Di rumah Bayuaji, Harini dan ketiga putranya cemas menunggu kedatangan Bayuaji. Sejak 5 tahun yang lalu, Bayuaji menghilang dan meninggalkan mereka berempat. Harini juga kehilangan anak perempuannya yang masih bayi tatkala itu.
Beberapa hari yang lalu, ada pesan singkat dari Bayuaji bahwa dia akan datang setelah sekian lama. Suara klakson mobil memecahkan keheningan di antara mereka berempat. Harini dan ketiga putranya segera keluar rumah. Dilihatnya ada sebuah mobil baru terparkir di halaman rumahnya.
Turunlah Bayuaji dan seorang gadis kecil berusia lima tahun. Bayuaji menghampiri keluarganya. Ketiga putranya segera memeluk Bayuaji.
"Bapak pergi kemana? Kok nggak pernah pulang"
"Bapak nggak sayang kita ya?"
Harini menitikkan air matanya. Ia tak percaya Bayuaji akan kembali.
"Mas, kemana kamu selama ini? Kami cemas memikirkan keadaanmu"
Bayuaji memeluk dan mengecup kening istrinya.
"Ra usah khawatir. Aku juga pergi nggak sendirian. Anak kita bersamaku"
"Anak?"
"Iya Har, dia putrimu. Aku membawanya pergi bersamaku, agar si Cokroatmojo itu tidak berani menyentuhnya"
"Memangnya kenapa mas dengan kang Cokro?"
"Dah nanti aku cerita. Sekarang kita masuk ya"
Mereka masuk ke dalam rumah. Bayuaji memperkenalkan Utari kepada ketiga kakaknya. Bagaskoro dan Cakraminata terlihat cuek pada Utari. Tapi tidak dengan Adiluwih, dia bahkan mengajak adik perempuannya itu untuk berkeliling rumah.
Cakraminata menghampiri ibunya di dapur yang sedang menyiapkan makanan.
Sementara Bagaskoro dipanggil oleh Bayuaji untuk menemuinya di kamar.
"Bagas putraku"
"Iya pak"
"Kamu sebagai yang tertua di sini, harus menjaga adik-adikmu ya"

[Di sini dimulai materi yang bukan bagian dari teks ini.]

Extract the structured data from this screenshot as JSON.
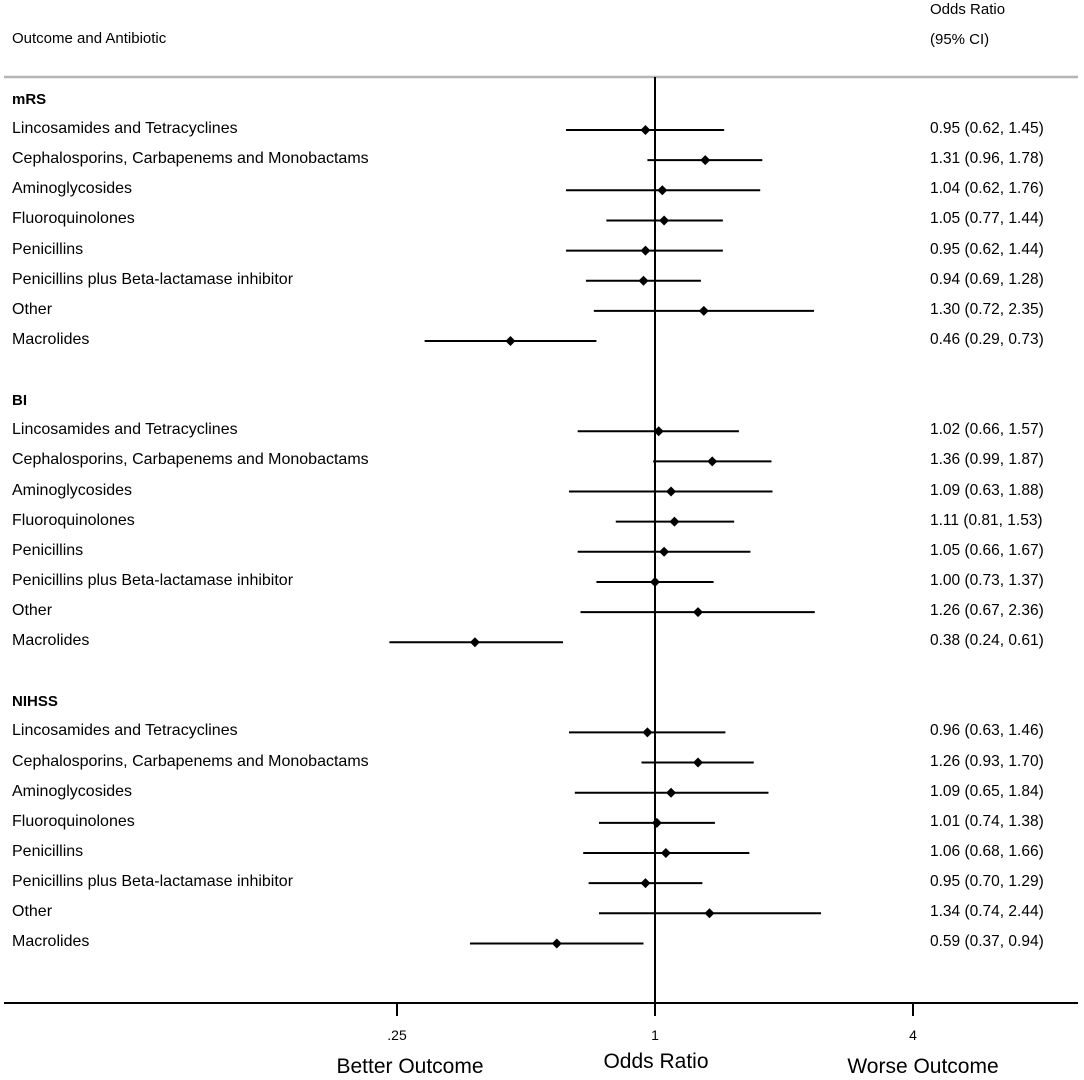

"Iya pak. Tapi pak, Utari itu benar adikku?" tanya Bagaskoro yang masih tidak percaya.
Bayuaji tersenyum kecut.
"Kenapa kamu bisa menanyakan hal itu?"
"Utari bukan adikku. Adikku memiliki tanda dibawah dagunya, Utari tidak memilikinya. Dia anak orang lain kan pak?, aku bisa melihat tubuhnya memang Utari tapi jiwanya telah tergadaikan"

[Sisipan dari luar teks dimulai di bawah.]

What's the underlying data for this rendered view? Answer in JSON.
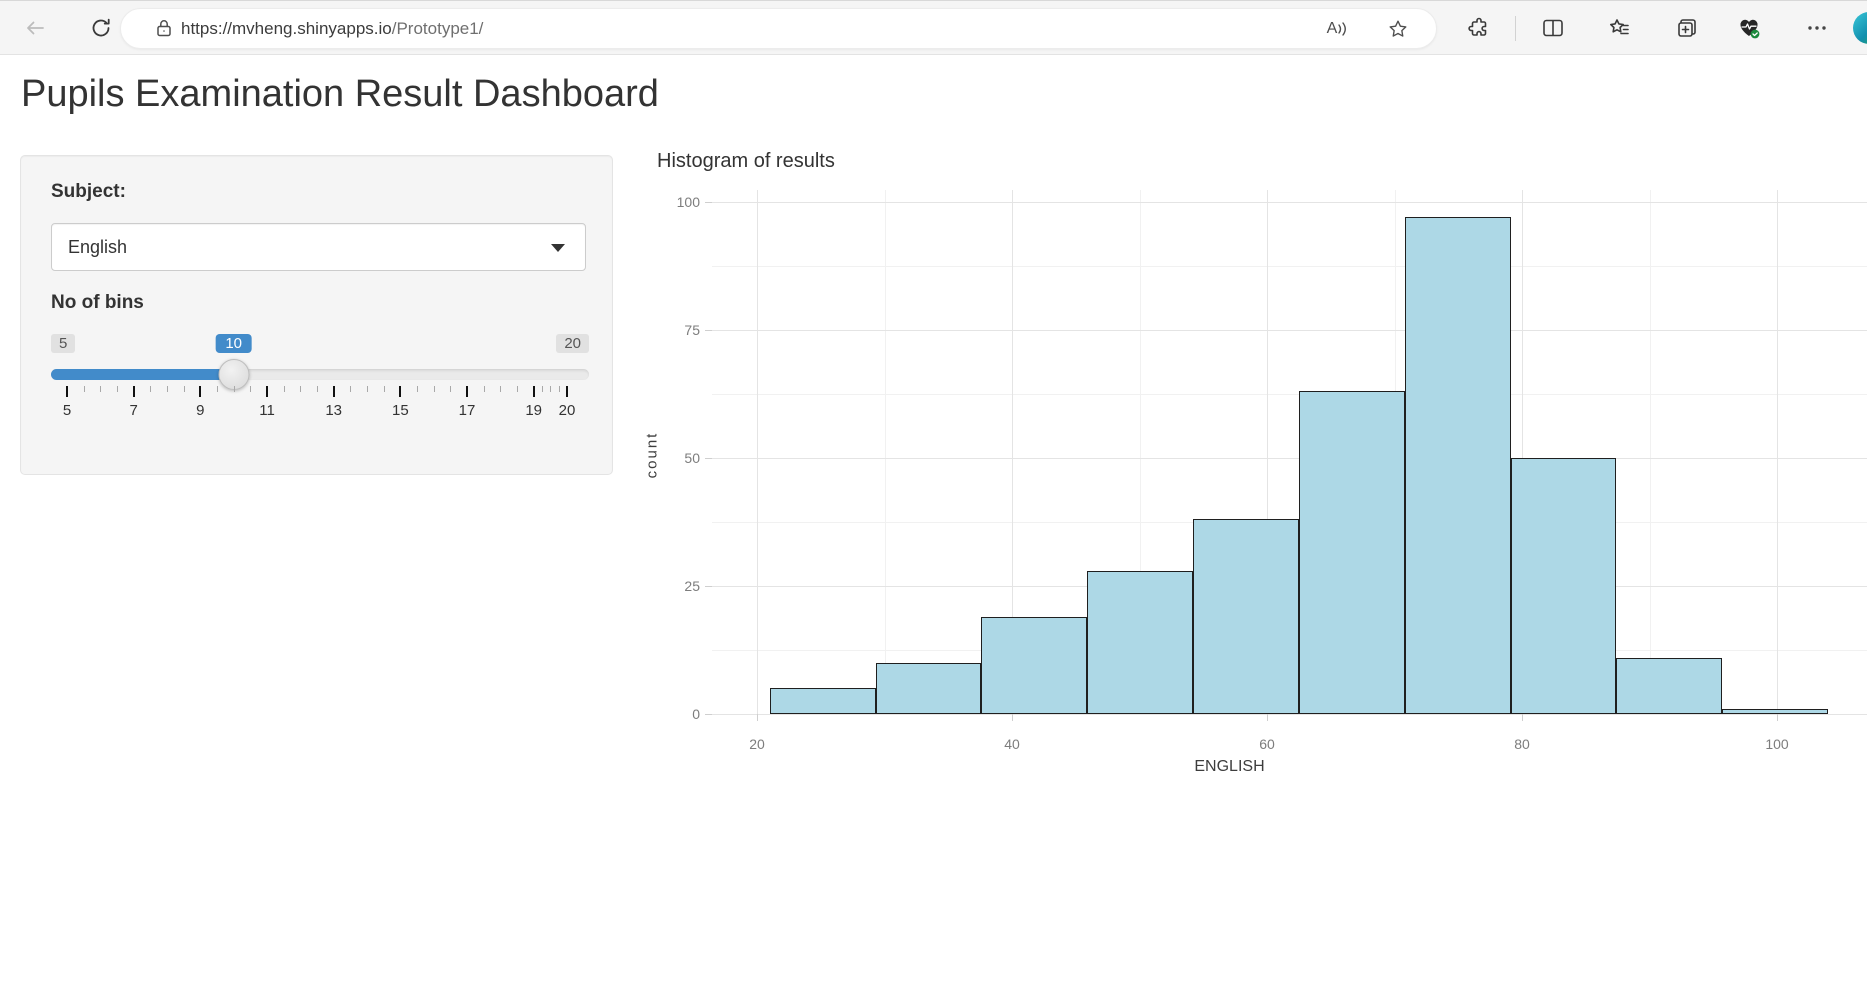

Mendengar jawaban dari putranya itu, Bayuaji segera menutup pintu kamarnya. Bagaskoro diperintah untuk duduk di sampingnya.
"Dengar ya nak, mau dia adikmu atau bukan. Sekarang dia sudah menjadi bagian dari keluarga kita"
"Bapak menggadaikan jiwanya untuk kekayaan?"
"Bagas, kenapa kamu lancang seperti ini"
Bagaskoro segera bangkit dan pergi dari sana. Dia mengunci dirinya di kamar.
Adiluwih sibuk menceritakan beberapa tempat di rumah itu. Utari begitu antusias mendengarkannya. Harini memanggil semuanya untuk makan siang. Tapi Bagaskoro tidak hadir.
***
Beberapa tahun kemudian, keempat anak Harini dan Bayuaji beranjak remaja dan dewasa. Utari tumbuh menjadi gadis cantik dan sederhana. Dia gadis yang rajin dan penurut.
Hari itu, Adiluwih sedang merebahkan dirinya di kamar. Bayuaji sibuk dengan pekerjaannya di kota. Cakraminata sibuk belajar untuk melanjutkan pendidikannya di kota. Sementara Bagaskoro dan Harini pergi ke pasar.
Utari baru saja kembali dari sungai setelah mandi bersama teman-temannya. Masih dengan menggunakan kain. Dia berjalan ke kamarnya untuk mengganti pakaian. Utari melintas di kamar Adiluwih.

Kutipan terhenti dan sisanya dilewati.